Paracrine Homeostatic Control

  • Mechanism: Sensors, integrating centres, and effectors are all located within the same tissue. The efferent pathway involves the secretion of diffusible substances from one group of cells to act on another group of cells nearby

    • may be part of negative feedback or feed-forward pathways.

  • Stimulus: may operate in parallel or independently of neuronal and endocrine control

  • Effect: Diffusible substances may act on cell surface receptors or intracellular targets of effector cells

  • Examples:

    • Nitric Oxide (NO): Released by endothelial cells in blood vessels; diffuses to nearby smooth muscle cells to cause vasodilation and relaxation, controlling blood flow and pressure.

    • Histamine: Released by mast cells during inflammation; acts on nearby vessels to increase permeability for immune cell access.
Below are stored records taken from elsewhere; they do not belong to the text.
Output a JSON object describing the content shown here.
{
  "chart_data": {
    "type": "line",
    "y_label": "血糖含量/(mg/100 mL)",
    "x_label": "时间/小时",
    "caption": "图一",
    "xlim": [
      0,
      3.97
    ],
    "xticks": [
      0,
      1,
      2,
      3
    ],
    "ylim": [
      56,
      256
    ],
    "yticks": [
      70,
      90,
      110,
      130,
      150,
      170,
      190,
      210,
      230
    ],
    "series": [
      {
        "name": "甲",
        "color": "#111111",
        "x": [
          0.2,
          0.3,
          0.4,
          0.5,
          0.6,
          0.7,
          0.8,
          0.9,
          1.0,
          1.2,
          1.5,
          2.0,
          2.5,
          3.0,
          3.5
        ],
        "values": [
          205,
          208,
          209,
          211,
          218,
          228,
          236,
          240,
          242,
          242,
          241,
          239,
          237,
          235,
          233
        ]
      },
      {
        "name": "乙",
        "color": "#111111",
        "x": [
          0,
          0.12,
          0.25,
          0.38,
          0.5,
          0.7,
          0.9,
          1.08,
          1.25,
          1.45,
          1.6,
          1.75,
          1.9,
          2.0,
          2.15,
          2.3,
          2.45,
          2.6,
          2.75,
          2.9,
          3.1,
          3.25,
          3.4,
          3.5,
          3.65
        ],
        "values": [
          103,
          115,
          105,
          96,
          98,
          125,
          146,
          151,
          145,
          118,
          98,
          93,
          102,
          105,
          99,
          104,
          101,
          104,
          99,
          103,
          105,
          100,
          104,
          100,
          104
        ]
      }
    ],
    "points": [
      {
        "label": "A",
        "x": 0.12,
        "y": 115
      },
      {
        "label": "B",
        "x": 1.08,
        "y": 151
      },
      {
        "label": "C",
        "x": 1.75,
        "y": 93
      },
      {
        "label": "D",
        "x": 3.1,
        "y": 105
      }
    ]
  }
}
Facilitates access of immune cells to affected tissue

    • Neurotransmitter Release: Diffusion at synapses to adjacent neurons or muscle cells.

    • Growth Factors: Various growth factors such as Fibroblast Growth Factor (FGF), released at injury sites to promote cell division and matrix regeneration.

Positive Feedback Control

  • Rare but required for specific functions where normalization is not the goal.

  • Example: Parturition (Birth):

    1. Initiation: Pregnancy shifts the estrogen/progesterone balance, increasing uterine excitability.

    2. Cycle: Uterine contractions cause the fetus to press on the cervix sending ignals to the hypothalamus.

    3. Signal: This triggers oxytocin secretion from the pituitary.

    4. Augmentation: Oxytocin causes further, stronger contractions and increased excitability of uterus.

    5. Termination: The birth of the baby terminates the positive feedback loop.

Quiz: Control of Blood Pressure

  • Question: Control of blood pressure…

    • A. Occurs consciously

    • B. Combines elements of neuronal, hormonal and paracrine signalling

    • C. Is a type of positive feedback control

    • D. Is controlled entirely by hormones

    • E. Always involves negative feedback

  • Answer Analysis: Control of blood pressure is a complex process utilizing negative feedback loops and a combination of all three signaling mechanisms (neuronal, hormonal, and paracrine).